Re: [PATCH] bfs: put a inode if link count is 0

From: Al Viro
Date: Thu Jan 09 2025 - 02:32:55 EST


On Thu, Jan 09, 2025 at 02:39:39PM +0800, Lizhi Xu wrote:
> On Thu, 9 Jan 2025 06:22:16 +0000, Al Viro wrote:
> > > The reproducer performs the rename operation on the file twice in succession
> > > and changes the file to the same file name. After the first rename operation,
> > > the number of links in the inode is set to 0. In the second execution, the
> > > same inode is used, resulting in a 0 value warning for i_nlink.
> > >
> > > To avoid this issue, put the target inode before exiting the bfs_rename.
> >
> > This is completely insane - you get an extra drop of in-core inode
> > refcount, which *will* end up with dangling pointer and memory corruption.
> > Besides, there is a perfectly legitimate case when you open a file and
> > rename something on top of it. It MUST remain open and alive until the
> > last in-core reference to inode goes away, which must not happen before
> > close().
> In the reproducer, changes the file to the same file, the same file name is
> "file0", file0 uses mknod to create its inode and sets the i_nlink value to 1.
> There is no operation to open file0 in the reproducer. Is this situation also
> as you said?

I'm not sure I understand your sentence, to be honest.

Your patch is 100% wrong - you must *not*, under any circumstances, have
->rename() drop references to in-core struct inode instances. It's *always*
wrong; the reference to new_inode in new_dentry->d_inode remains there (as
it ought to) and its contribution to new_inode refcount remains unchanged.
It has nothing to do with ->i_nlink; you are decrementing ->i_count, which
controls the lifetime of in-core struct inode instance. As soon as that
reaches zero, struct inode instance will be freed. And destructor of
new_dentry *will* call iput() on its ->d_inode, so you'll end up with
attempt to decrement refcount of already freed memory object.

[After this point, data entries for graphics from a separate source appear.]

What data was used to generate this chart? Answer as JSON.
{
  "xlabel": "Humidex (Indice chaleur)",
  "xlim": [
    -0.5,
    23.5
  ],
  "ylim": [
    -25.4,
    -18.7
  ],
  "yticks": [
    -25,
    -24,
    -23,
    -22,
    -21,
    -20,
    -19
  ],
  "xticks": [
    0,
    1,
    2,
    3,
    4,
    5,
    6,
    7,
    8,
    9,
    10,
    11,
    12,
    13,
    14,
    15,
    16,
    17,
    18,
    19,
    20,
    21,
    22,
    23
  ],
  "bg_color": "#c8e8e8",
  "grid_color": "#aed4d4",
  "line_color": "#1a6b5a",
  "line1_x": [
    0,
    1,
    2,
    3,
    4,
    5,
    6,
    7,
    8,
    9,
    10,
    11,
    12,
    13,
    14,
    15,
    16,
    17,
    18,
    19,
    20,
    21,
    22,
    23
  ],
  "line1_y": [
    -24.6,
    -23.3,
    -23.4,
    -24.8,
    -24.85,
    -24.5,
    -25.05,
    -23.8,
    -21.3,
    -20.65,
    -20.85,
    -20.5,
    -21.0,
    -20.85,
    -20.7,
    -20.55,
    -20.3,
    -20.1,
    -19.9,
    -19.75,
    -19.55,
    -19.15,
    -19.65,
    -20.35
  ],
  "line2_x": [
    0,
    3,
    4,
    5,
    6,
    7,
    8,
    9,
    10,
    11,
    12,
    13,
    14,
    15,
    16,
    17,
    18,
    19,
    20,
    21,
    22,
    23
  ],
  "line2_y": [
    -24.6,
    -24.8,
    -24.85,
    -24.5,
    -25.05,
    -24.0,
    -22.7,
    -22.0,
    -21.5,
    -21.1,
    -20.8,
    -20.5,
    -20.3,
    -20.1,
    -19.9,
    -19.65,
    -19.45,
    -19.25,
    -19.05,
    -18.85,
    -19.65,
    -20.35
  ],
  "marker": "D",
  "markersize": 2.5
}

Again, that has nothing to do with ->i_nlink. I'm not familiar with
bfs layout, so I can't tell what's going on with the corrupted image syzbot
are messing with just by visual examination. Is there, by any chance,
a preexisting file0 in the root of that bfs image? Does mknod() succeed
there? Because if it doesn't and what you have is a buggered image with
'file0' being there having zero link count, yes, renaming over it would
trigger warnings about detected corrupted filesystem - we are trying to
remove a link (on disk) to something that claims (on disk) to have 0 links
at the time of that operation; something is clearly wrong and deserves
a warning.

Again, that iput() in there is basically introducing random memory
corruption; it might make the warning go away, but it's not a fix.